Climate change, wildfires, droughts, urbanization, herbicides and many other factors contribute to the decline of butterflies, and Hershcovich said it all comes down to habitat.
“When there are big droughts and water sources disappear or diminish, the host plant (ex. Milkweed) habitat also diminishes, and when we expand urban zones, we also essentially erase healthy habitat for monarchs, and when we plant gardens instead of planting native plants — we put grassy lawns — that’s also removing additional habitat,” she said.
She said the 2019 and 2020 fire seasons were probably linked to the large declines during those years.
On the flip side, she explained the increase in monarchs — both nationally and across the state — is likely due to more favorable climate conditions such as milder temperatures during the breeding season and better rainfall.
She also noted decreased use of pesticides and more monarch conservationists planting milkweeds and native flowering plants to support the species as other factors contributing to the rise in monarch numbers.
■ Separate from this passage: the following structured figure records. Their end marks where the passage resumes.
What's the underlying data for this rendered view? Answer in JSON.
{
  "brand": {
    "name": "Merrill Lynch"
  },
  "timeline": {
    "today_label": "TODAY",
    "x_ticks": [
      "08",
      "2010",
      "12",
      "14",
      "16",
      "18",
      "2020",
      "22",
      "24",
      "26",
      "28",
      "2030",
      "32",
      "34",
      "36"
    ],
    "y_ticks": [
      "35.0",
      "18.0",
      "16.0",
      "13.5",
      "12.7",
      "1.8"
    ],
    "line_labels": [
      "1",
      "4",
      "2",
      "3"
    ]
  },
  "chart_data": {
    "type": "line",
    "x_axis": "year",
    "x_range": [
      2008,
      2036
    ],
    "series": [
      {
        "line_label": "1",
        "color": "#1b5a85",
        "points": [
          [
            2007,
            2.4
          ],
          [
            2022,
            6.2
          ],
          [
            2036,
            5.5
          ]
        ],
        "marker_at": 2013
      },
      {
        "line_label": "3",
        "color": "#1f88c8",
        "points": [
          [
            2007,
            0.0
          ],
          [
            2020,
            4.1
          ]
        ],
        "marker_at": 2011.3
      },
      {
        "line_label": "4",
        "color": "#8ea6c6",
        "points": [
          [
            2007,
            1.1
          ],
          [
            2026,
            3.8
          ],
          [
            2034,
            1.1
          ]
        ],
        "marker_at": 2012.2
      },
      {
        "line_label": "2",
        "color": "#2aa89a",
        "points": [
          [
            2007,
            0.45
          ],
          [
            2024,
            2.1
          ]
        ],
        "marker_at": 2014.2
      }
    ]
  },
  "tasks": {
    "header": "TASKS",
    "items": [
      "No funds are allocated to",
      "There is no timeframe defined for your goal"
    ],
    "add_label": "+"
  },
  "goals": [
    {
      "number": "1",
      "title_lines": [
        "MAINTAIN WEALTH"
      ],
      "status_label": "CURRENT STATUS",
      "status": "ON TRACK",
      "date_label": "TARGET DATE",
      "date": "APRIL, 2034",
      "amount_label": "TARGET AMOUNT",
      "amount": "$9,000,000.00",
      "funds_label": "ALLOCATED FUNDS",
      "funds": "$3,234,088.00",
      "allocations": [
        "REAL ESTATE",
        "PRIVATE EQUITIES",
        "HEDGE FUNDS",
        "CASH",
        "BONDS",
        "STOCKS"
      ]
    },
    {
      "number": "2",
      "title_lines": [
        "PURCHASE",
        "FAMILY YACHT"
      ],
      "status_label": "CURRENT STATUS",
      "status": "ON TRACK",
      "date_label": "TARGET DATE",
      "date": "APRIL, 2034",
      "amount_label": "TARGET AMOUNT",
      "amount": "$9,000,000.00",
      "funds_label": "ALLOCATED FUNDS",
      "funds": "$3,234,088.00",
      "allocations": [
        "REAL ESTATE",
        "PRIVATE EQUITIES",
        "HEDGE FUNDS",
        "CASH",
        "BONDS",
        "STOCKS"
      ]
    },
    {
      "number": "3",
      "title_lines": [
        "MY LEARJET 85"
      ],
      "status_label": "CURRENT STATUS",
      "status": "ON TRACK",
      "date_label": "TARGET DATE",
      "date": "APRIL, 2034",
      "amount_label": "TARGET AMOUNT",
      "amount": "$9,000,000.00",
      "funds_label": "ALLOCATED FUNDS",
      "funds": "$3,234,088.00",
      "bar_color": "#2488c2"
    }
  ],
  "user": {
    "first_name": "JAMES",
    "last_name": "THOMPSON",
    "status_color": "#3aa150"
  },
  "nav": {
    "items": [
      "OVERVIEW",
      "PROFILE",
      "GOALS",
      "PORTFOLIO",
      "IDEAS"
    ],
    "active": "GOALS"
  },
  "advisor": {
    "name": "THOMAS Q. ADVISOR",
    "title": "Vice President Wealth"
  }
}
“While it’s difficult to point to a single cause of increase, it’s likely an aggregation of behaviors and conditions that have boosted monarch numbers around the country,” she said.
Colorado residents can help restore monarchs and other butterflies by planting native plant species in their own yards, and the Pavilion has those plants for sale in the spring.
“Everyone gets to participate in creating a safer world for monarchs and invertebrates in general, and really ecosystems,” Herschcovich said.